«Nuestra hipótesis, según la cual también los Estados pueden desarrollar características anómicas, rebasa los límites dentro de los cuales ha sido tratado hasta ahora el problema de la anomia» (Waldmann, 2006).
Desde que leí por primera vez el concepto de Estado anómico, desarrollado por el alemán Peter Waldmann, me interesé en el concepto y en sus implicaciones.

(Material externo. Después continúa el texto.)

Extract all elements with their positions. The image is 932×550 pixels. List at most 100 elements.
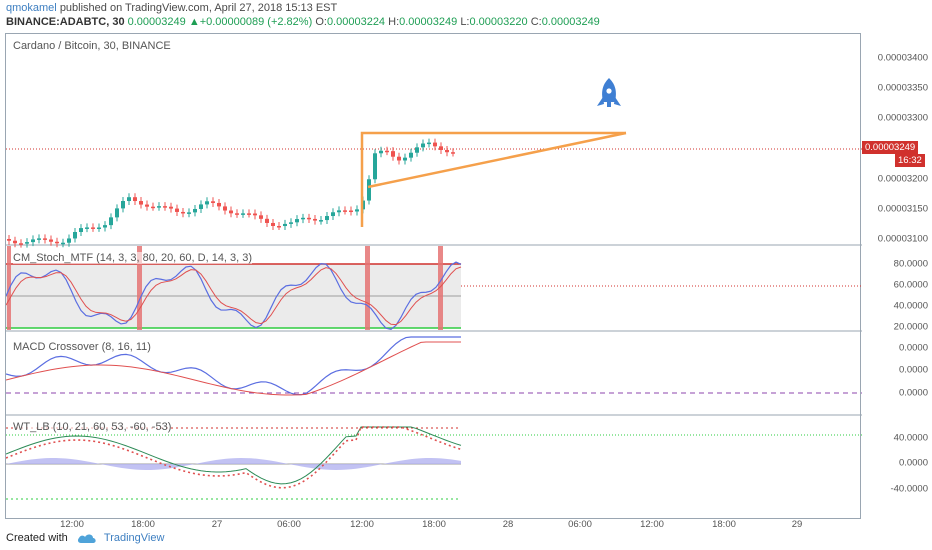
x-tick: 18:00 [422,519,446,530]
candle-body [385,150,389,153]
candle-body [67,238,71,243]
candle-body [121,201,125,209]
wt-histogram-area [6,458,461,470]
y-tick: 20.0000 [893,321,928,333]
y-tick: 0.0000 [898,342,928,354]
ohlc-line: BINANCE:ADABTC, 30 0.00003249 ▲+0.000000… [6,16,600,28]
candle-body [229,210,233,214]
candle-body [421,143,425,148]
y-tick: 40.0000 [893,432,928,444]
candle-body [349,210,353,213]
candle-body [43,238,47,240]
y-tick: 0.0000 [898,457,928,469]
candle-body [451,152,455,154]
candle-body [271,222,275,226]
candle-body [289,222,293,224]
candle-body [199,204,203,209]
candle-body [235,213,239,215]
candle-body [151,206,155,209]
close-value: 0.00003249 [541,16,600,28]
change-arrow-icon: ▲ [188,16,200,28]
countdown-tag: 16:32 [895,154,925,167]
x-tick: 27 [211,519,223,530]
candle-body [439,146,443,150]
high-value: 0.00003249 [399,16,458,28]
candle-body [55,241,59,244]
candle-body [79,228,83,232]
candle-body [187,212,191,214]
candle-body [319,220,323,222]
footer: Created with TradingView [6,532,164,544]
macd-signal-line [6,341,461,396]
rocket-icon [597,78,621,107]
candle-body [427,142,431,145]
y-tick: 80.0000 [893,258,928,270]
candle-body [253,213,257,216]
chart-plot-area[interactable]: Cardano / Bitcoin, 30, BINANCE CM_Stoch_… [5,33,862,519]
y-tick: 0.0000 [898,387,928,399]
candle-body [265,218,269,223]
price-axis[interactable]: 0.00003400 0.00003350 0.00003300 0.00003… [861,33,932,519]
candle-body [331,212,335,217]
time-axis[interactable]: 12:00 18:00 27 06:00 12:00 18:00 28 06:0… [5,519,861,533]
candle-body [379,150,383,154]
candle-body [343,210,347,212]
candle-body [295,219,299,223]
publish-info: published on TradingView.com, April 27, … [59,2,338,14]
candle-body [445,149,449,153]
wt2-line [6,426,462,489]
x-tick: 18:00 [131,519,155,530]
low-label: L: [460,16,470,28]
y-tick: 40.0000 [893,300,928,312]
candle-body [367,179,371,201]
candle-body [73,231,77,239]
stoch-k-line [6,261,462,331]
candle-body [25,242,29,244]
candle-body [247,213,251,215]
candle-body [85,227,89,229]
y-tick: 0.00003400 [877,52,928,64]
ascending-triangle-drawing[interactable] [360,131,627,227]
candle-body [355,209,359,212]
x-tick: 18:00 [712,519,736,530]
x-tick: 29 [791,519,803,530]
tradingview-brand-link[interactable]: TradingView [103,532,165,544]
y-tick: 0.00003350 [877,82,928,94]
y-tick: 0.00003100 [877,233,928,245]
triangle-lower-edge [367,131,627,189]
candle-body [181,211,185,214]
candle-body [391,151,395,157]
candle-body [103,225,107,228]
author-link[interactable]: qmokamel [6,2,57,14]
y-tick: 0.00003200 [877,173,928,185]
low-value: 0.00003220 [469,16,528,28]
candle-body [259,215,263,219]
candle-body [31,239,35,243]
candle-body [205,201,209,205]
candle-body [325,216,329,221]
candle-body [373,153,377,180]
candle-body [37,238,41,240]
candle-body [13,240,17,244]
change-value: +0.00000089 (+2.82%) [199,16,313,28]
candle-body [145,204,149,207]
candle-body [409,152,413,158]
candle-body [283,223,287,227]
chart-svg [6,78,862,500]
x-tick: 12:00 [640,519,664,530]
candle-body [139,201,143,205]
candle-body [91,227,95,229]
candle-body [169,206,173,209]
candle-body [241,213,245,215]
main-pane-title: Cardano / Bitcoin, 30, BINANCE [13,40,171,52]
candle-body [301,217,305,220]
high-label: H: [388,16,400,28]
candle-body [61,242,65,245]
created-with-label: Created with [6,532,68,544]
candle-body [313,218,317,221]
macd-pane-title: MACD Crossover (8, 16, 11) [13,341,151,353]
stoch-pane-title: CM_Stoch_MTF (14, 3, 3, 80, 20, 60, D, 1… [13,252,253,264]
wt1-line [6,426,462,485]
candle-body [7,239,11,241]
candle-body [193,208,197,213]
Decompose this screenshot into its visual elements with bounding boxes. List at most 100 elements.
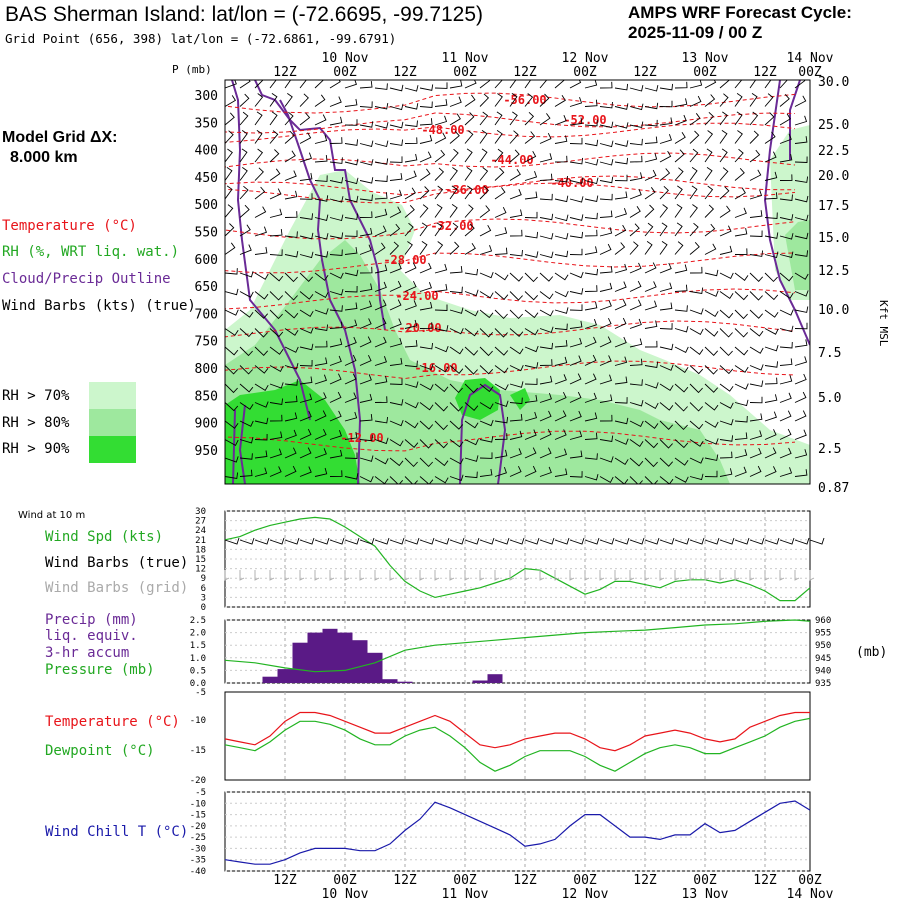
wind-barb (599, 355, 612, 366)
wind-barb (749, 210, 763, 218)
precip-ytick: 2.5 (190, 616, 206, 626)
wind-barb (659, 302, 673, 311)
wind-barb-true (704, 537, 720, 545)
wind-barb (269, 168, 281, 181)
wind-barb (269, 346, 284, 355)
wind-barb (464, 383, 479, 394)
wind-barb (359, 355, 372, 366)
wind-barb (344, 158, 359, 166)
wind-barb (749, 111, 759, 126)
wind-barb (479, 205, 491, 218)
wind-barb (314, 410, 327, 422)
grid-point: Grid Point (656, 398) lat/lon = (-72.686… (5, 31, 397, 46)
wind-barb (479, 291, 494, 299)
wind-barb-true (284, 537, 300, 545)
wind-barb (749, 189, 763, 200)
xs-pressure-tick: 400 (195, 144, 218, 159)
wind-barb (764, 232, 779, 239)
wind-barb-grid (254, 570, 260, 581)
wind-barb (359, 101, 373, 108)
rh90-swatch (89, 436, 136, 463)
model-grid-label: Model Grid ΔX: (2, 129, 118, 146)
wind-barb (764, 291, 779, 301)
wind-barb (434, 365, 449, 373)
cycle-time: 2025-11-09 / 00 Z (628, 23, 763, 42)
pressure-ytick: 945 (815, 654, 831, 664)
wind-barb-grid (539, 570, 545, 581)
wind-barb (584, 473, 599, 481)
wind-barb (239, 93, 250, 107)
wind-barb (434, 263, 448, 274)
wind-barb (254, 383, 269, 392)
temperature-contour-label: -28.00 (383, 253, 426, 267)
wind-barb (404, 187, 416, 200)
precip-ytick: 1.0 (190, 654, 206, 664)
wind-barb (539, 93, 550, 107)
temperature-contour (225, 152, 796, 170)
wind-barb (225, 167, 233, 181)
wind-barb (719, 328, 733, 338)
wind-barb (254, 433, 268, 441)
temperature-contour (225, 182, 796, 204)
wind-barb (794, 232, 809, 240)
wind-barb (494, 167, 505, 181)
wind-barb (629, 420, 644, 428)
wind-barb (374, 281, 387, 292)
wind-barb-grid (704, 570, 710, 581)
wind-barb (464, 328, 479, 337)
wind-barb (239, 469, 253, 477)
wind-barb (704, 309, 719, 318)
wind-barb (569, 137, 583, 145)
wind-barb (704, 80, 717, 89)
wind-barb (704, 204, 715, 218)
wind-barb (239, 346, 253, 357)
wind-barb (434, 99, 448, 107)
wind-barb (764, 328, 779, 335)
wind-barb (464, 346, 479, 356)
wind-barb (584, 139, 599, 147)
wind-barb (629, 299, 642, 311)
wind-barb-grid (584, 570, 590, 581)
wind-barb (269, 229, 283, 237)
wind-barb (329, 410, 342, 422)
wind-barb (794, 290, 809, 297)
wind-barb (764, 361, 779, 368)
wind-barb (554, 115, 567, 126)
wind-barb (734, 399, 749, 407)
wind-barb (704, 346, 719, 356)
wind-barb (479, 309, 494, 319)
xs-top-day-tick: 12 Nov (562, 51, 609, 66)
wind-barb (644, 300, 657, 311)
wind-barb (764, 251, 779, 259)
wind-barb (779, 325, 794, 333)
wind-barb (374, 103, 389, 110)
wind-barb (689, 266, 703, 274)
wind-barb (494, 466, 507, 477)
wind-barb (434, 476, 449, 484)
wind-barb (539, 466, 552, 477)
wind-barb (539, 80, 548, 89)
xs-height-tick: 0.87 (818, 481, 849, 496)
wind-barb-true (599, 537, 615, 545)
wind-barb (314, 134, 328, 144)
wind-barb (584, 246, 598, 255)
wind-barb (509, 397, 523, 405)
wind-barb (584, 318, 597, 329)
temp-ytick: -15 (190, 746, 206, 756)
wind-barb (689, 95, 702, 107)
wind-barb (779, 133, 792, 144)
bottom-hour-tick: 12Z (513, 873, 537, 888)
wind-barb-grid (809, 570, 815, 581)
wind-barb (509, 381, 524, 388)
wind-barb (329, 116, 343, 126)
wind-barb (314, 324, 329, 332)
wind-barb (254, 148, 264, 163)
wind-barb (314, 155, 328, 163)
windchill-ytick: -5 (195, 788, 206, 798)
wind-barb (344, 452, 358, 459)
wind-barb (779, 233, 794, 240)
wind-barb (704, 420, 719, 428)
wind-barb (254, 80, 264, 89)
wind-barb (659, 323, 673, 330)
wind-barb (599, 210, 613, 218)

Empecé a encontrar mucha literatura coincidente, desde los estudios del politólogo argentino Guillermo O’Donnell hasta los historiográficos y culturales de autores como Fernando Escalante, Sara Sefchovich, François Guerra y el gran Octavio Paz, todos ellos desarrollando la idea del quiebre entre una institucionalidad intermitente y una estructura de poder paralelo conformada por saberes y prácticas que, aunque son ampliamente conocidos, nadie se atreve a nombrar.

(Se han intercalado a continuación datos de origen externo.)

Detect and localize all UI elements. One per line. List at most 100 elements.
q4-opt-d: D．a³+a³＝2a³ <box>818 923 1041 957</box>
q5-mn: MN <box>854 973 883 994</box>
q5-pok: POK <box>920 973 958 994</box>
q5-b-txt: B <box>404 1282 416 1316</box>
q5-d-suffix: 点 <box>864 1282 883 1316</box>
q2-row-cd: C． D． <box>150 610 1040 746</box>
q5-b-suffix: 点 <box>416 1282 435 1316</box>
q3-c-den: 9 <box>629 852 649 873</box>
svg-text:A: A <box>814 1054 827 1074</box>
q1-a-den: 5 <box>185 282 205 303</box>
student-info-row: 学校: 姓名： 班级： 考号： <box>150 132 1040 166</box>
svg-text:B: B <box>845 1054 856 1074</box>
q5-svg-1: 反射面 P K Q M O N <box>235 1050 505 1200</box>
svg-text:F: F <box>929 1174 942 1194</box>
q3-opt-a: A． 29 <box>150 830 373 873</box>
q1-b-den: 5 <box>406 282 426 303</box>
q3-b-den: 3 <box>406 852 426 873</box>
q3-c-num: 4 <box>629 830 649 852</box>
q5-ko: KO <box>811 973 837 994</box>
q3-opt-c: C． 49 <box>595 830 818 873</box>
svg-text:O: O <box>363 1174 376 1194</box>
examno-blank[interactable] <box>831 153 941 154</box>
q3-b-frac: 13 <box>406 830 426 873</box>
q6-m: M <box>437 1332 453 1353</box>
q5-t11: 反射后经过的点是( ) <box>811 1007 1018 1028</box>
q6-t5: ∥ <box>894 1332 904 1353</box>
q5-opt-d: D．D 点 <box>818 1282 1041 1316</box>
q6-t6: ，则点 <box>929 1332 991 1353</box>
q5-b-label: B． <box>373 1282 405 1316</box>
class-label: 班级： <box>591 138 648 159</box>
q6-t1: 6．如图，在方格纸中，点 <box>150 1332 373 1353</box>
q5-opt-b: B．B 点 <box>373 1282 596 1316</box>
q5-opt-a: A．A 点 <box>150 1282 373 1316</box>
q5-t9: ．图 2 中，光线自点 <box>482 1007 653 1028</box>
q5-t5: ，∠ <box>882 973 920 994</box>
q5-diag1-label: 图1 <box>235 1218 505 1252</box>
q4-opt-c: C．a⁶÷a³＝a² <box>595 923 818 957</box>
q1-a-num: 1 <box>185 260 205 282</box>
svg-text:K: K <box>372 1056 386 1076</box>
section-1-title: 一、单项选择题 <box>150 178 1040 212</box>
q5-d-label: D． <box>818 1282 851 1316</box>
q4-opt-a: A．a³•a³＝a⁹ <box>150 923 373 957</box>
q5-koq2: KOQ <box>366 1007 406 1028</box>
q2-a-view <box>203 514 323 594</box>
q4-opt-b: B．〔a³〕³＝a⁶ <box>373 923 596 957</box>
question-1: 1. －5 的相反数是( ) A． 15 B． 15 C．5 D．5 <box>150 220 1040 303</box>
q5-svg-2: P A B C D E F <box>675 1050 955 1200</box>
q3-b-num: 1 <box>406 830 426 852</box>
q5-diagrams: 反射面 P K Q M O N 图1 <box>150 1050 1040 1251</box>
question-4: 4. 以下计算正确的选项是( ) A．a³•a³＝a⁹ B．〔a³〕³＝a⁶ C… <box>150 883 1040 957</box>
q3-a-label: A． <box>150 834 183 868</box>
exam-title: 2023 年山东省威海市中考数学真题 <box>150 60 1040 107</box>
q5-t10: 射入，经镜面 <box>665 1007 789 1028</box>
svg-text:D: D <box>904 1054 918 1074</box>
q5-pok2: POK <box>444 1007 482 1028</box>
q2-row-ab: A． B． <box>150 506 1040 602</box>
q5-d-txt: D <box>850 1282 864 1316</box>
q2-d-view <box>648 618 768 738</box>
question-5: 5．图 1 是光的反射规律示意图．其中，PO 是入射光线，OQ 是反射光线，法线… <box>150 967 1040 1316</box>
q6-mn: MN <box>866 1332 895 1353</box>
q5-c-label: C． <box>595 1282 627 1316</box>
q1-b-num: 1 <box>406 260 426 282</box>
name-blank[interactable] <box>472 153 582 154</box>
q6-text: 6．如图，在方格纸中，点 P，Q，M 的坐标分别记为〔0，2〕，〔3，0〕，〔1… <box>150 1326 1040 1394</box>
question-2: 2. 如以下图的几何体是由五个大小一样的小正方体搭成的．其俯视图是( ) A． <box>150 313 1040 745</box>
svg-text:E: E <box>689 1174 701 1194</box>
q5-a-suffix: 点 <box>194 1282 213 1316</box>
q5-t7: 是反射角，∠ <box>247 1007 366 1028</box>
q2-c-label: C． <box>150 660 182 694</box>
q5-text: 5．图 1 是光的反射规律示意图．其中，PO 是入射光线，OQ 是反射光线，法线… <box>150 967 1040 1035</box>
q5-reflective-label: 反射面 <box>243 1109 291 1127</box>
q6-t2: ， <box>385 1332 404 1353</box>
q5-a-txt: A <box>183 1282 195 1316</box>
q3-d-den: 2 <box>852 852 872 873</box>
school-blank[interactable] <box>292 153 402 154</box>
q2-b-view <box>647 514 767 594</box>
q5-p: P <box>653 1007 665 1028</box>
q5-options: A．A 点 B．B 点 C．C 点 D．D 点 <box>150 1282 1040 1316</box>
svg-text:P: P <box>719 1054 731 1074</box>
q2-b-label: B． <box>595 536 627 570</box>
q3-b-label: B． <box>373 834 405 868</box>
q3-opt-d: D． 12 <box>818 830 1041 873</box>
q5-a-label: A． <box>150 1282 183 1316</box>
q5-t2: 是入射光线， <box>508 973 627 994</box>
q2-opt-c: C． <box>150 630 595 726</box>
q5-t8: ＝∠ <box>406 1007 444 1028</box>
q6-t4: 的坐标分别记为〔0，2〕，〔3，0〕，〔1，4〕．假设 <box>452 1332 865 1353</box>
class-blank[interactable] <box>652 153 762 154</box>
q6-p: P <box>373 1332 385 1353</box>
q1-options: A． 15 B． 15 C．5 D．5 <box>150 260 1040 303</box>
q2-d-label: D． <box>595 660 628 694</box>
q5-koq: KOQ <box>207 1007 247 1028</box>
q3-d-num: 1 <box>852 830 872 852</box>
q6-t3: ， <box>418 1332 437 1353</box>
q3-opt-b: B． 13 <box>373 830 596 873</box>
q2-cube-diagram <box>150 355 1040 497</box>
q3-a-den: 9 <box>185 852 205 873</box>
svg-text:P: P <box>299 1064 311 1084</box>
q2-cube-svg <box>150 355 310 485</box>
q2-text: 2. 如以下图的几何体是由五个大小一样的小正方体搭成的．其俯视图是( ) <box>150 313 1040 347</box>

Fernando Escalante, de hecho, en un debate que presencié en México a inicios de la década pasada, reconoció el importante aporte que realizaba Waldmann. Sin embargo, su crítica era que, dado que el concepto de anomia fue usado en la sociología para calificar los procesos de cambio y transformación institucional, su definición llevaba a pensar en una etapa transitoria de los Estados en América Latina, lo cual dejaba entrever que en algún momento se iba a llegar a una situación más ideal. Además, Escalante señalaba que, si se seguía la lógica del concepto anómico, eso sugería no solo un Estado con esta característica, sino que la anomia se extendería a todos los ámbitos sociales, políticos y económicos, de modo que el concepto lo describiría todo sin especificar nada en concreto.

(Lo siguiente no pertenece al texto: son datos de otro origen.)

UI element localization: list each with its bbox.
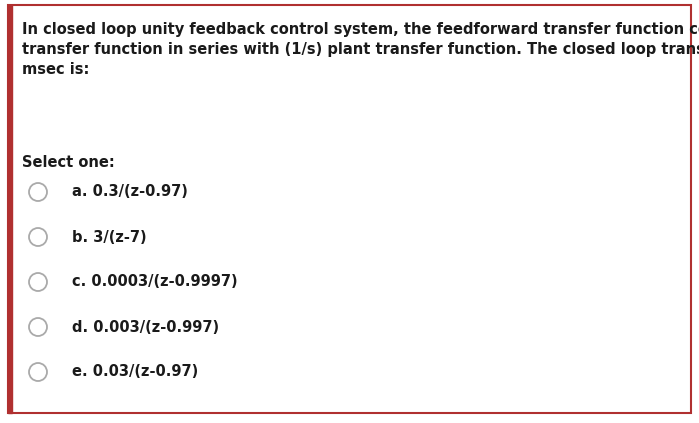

Desde entonces, todo mi trabajo y todos mis estudios han enfocado sus baterías a reconstruir la idea del Estado anómico siguiendo especialmente las críticas hechas al concepto original descrito por Waldmann.
Debido a la crisis política que Guatemala ha vivido desde abril del año pasado, empezó a surgir con fuerza la idea de que es necesario desarrollar acciones y procesos para la reforma del Estado de manera que contemos con una institucionalidad más eficiente e intuitiva de las necesidades de la ciudadanía. Sin embargo, si no consideramos la naturaleza anómica del Estado y de la sociedad, cualquier intento de reforma está condenado al fracaso: no se atacarán las estructuras y prácticas paralelas que se esconden bajo leyes inadecuadas, instituciones debilitadas y prácticas informales, que se desarrollan de forma paralela a las declaraciones y acciones formales y que están diseñadas específicamente para ocultar las verdaderas intenciones y los intereses ocultos (decimos lo que no hacemos, hacemos lo que no decimos).
Justo por esta característica anómica del Estado y de la sociedad, cualquier proceso de cambio se enfrentará al escepticismo público, que ante el quiebre entre lo formal y lo informal parte de una desconfianza sistémica, ejemplificada por la frase: «Hecha la ley, hecha la trampa». Auténtica pesadilla para cualquier reformador, que será combatido por los enemigos del cambio y abandonado en la soledad de quienes quisieran un cambio.
Esa característica anómica es la que explica el marcado pesimismo de la sociedad, que siempre percibe que, pese a que todo cambia, en realidad la esencia anómica se mantiene.
Entender la naturaleza anómica del Estado y sus múltiples ramificaciones, por tanto, es un requisito indispensable si se quiere transitar hacia una situación cualitativamente diferente a la que actualmente tenemos.